Please note that these sources are third-party websites and may change without notice. The scrapers are maintained to work with the current structure of these sites, but may need updates if the source websites undergo significant changes.

Installation

npm install @phunky/scrape-channel-listings

Usage

As a Library

import { scrapeAllProviders, scrapeProvider, type Channel, type ScrapingSummary } from '@phunky/scrape-channel-listings';

// Scrape all providers
const channels = await scrapeAllProviders();
console.log(channels); // Array of { provider: string, channels: Channel[] }

// Scrape with options
const summary = await scrapeAllProviders({
    writeFiles: true, // Write results to files
    maxConcurrent: 2  // Limit concurrent scrapers
});
console.log(summary); // ScrapingSummary object

// Scrape a specific provider
const result = await scrapeProvider('directv');
console.log(result); // ScraperResult object

As a CLI Tool

# Scrape all providers
npx @phunky/scrape-channel-listings

# Scrape specific providers
npx @phunky/scrape-channel-listings --provider virgin
npx @phunky/scrape-channel-listings --provider sky
npx @phunky/scrape-channel-listings --provider skyireland
npx @phunky/scrape-channel-listings --provider skysatellite
npx @phunky/scrape-channel-listings --provider freesat
npx @phunky/scrape-channel-listings --provider directv
npx @phunky/scrape-channel-listings --provider dish

# Write results to files
npx @phunky/scrape-channel-listings --write-files

# Control concurrent scrapers
npx @phunky/scrape-channel-listings --max-concurrent 4

API Reference

Types

interface Channel {
    number: string;
    name: string;
}

interface ProviderChannels {
    provider: string;
    channels: Channel[];
}

interface ScraperResult {
    name: string;
    success: boolean;
    duration: number;
    channelCount?: number;
    error?: Error;
    channels?: Channel[];
}

interface ScrapingOptions {
    writeFiles?: boolean;
    maxConcurrent?: number;
}

interface ScrapingSummary {
    results: ScraperResult[];
    totalDuration: number;
    successRate: string;
    totalChannels: number;
    failedScrapers: ScraperResult[];
}

Functions

`scrapeAllProviders(options?: ScrapingOptions): Promise<ProviderChannels[] | ScrapingSummary>`

Scrapes channel listings from all configured providers. Returns either an array of provider channels or a summary object depending on the writeFiles option.

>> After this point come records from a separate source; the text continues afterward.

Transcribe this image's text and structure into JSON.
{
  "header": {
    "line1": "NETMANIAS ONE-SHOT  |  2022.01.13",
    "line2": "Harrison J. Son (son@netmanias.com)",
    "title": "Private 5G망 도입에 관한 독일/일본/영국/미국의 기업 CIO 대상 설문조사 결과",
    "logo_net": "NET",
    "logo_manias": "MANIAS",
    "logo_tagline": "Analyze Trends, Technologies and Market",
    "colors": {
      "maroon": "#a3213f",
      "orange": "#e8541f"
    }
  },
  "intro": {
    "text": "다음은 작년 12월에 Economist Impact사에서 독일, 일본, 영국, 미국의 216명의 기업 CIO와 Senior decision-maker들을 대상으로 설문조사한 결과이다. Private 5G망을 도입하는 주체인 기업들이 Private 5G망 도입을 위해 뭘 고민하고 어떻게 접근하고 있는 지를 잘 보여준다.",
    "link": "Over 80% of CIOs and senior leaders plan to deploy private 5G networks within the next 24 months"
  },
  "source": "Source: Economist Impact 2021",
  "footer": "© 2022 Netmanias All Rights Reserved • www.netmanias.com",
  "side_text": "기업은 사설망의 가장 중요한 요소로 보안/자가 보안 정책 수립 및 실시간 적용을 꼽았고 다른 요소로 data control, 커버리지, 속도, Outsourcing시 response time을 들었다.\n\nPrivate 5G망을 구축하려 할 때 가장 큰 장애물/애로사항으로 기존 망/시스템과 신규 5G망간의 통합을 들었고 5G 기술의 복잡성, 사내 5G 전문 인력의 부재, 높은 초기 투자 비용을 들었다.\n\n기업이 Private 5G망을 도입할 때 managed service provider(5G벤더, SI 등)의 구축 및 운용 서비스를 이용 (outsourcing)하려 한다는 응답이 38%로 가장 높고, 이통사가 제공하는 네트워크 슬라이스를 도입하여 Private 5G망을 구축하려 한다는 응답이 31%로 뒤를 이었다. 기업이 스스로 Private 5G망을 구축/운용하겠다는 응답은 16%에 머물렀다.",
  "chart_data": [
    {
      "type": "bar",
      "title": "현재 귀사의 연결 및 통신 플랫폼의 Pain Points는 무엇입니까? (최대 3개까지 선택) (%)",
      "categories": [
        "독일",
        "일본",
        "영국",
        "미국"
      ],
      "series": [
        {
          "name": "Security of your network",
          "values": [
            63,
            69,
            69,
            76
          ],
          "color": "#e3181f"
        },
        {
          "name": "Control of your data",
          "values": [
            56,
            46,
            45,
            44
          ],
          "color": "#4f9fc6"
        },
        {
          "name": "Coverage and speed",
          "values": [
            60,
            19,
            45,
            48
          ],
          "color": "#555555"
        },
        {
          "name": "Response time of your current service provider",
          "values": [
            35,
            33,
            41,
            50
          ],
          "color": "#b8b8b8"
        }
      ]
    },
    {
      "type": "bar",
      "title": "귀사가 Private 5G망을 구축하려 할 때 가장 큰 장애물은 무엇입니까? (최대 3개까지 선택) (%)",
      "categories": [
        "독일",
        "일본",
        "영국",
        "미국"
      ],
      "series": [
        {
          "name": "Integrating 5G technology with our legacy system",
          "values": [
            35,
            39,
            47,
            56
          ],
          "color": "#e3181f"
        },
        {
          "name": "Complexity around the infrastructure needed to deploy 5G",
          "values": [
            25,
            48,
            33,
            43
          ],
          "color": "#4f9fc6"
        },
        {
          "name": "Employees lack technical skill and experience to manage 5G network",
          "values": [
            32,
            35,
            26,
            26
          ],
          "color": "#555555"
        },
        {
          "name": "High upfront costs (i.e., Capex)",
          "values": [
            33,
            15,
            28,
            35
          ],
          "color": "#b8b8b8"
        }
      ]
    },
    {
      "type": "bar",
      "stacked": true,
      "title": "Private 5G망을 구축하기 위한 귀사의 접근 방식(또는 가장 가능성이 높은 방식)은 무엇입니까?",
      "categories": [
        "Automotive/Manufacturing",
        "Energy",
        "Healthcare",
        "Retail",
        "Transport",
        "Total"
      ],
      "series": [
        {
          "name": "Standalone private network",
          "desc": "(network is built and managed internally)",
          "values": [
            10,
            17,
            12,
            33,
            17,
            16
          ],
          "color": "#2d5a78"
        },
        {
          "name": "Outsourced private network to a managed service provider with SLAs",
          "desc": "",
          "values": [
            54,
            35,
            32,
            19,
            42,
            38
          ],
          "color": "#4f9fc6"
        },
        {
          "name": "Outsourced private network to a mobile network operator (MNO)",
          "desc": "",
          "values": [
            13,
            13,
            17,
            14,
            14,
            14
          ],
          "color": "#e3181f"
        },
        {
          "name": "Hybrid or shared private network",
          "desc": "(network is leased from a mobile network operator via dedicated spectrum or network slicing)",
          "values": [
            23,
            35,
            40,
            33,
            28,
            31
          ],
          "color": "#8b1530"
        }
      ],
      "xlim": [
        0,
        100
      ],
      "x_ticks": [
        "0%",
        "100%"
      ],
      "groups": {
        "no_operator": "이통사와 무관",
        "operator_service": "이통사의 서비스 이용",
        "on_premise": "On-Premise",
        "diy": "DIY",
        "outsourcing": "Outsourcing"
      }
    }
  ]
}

`scrapeProvider(providerName: string, options?: ScrapingOptions): Promise<ScraperResult>`

Scrapes channel listings from a specific provider. Throws an error if the provider is not found.

Configuration

The scraper can be configured using environment variables:

# Run with custom configuration
HEADLESS=false CONCURRENT_SCRAPERS=2 npm run scrape

Available environment variables:

HEADLESS: Set to 'false' to see the browser while scraping (default: true)
CONCURRENT_SCRAPERS: Number of scrapers to run in parallel (default: 10)
RETRY_ATTEMPTS: Number of retry attempts for failed scrapes (default: 1)
RETRY_DELAY: Delay between retries in milliseconds (default: 1000)
PAGE_TIMEOUT: Page load timeout in milliseconds (default: 30000)
OUTPUT_DIR: Directory to save results when using --files (default: '../data')

Error Handling

The scraper will:

Retry failed attempts based on RETRY_ATTEMPTS setting
Log detailed error messages
Continue with remaining providers if one fails
Exit with code 1 if any scraper fails
Provide error details in the final summary (when using --files)

Development

# Install dependencies
npm install

# Build the package
npm run build

# Run tests
npm test

# Run specific scraper
npm run scrape:virgin
npm run scrape:sky
npm run scrape:skyireland
npm run scrape:skysatellite
npm run scrape:freesat
npm run scrape:directv
npm run scrape:dish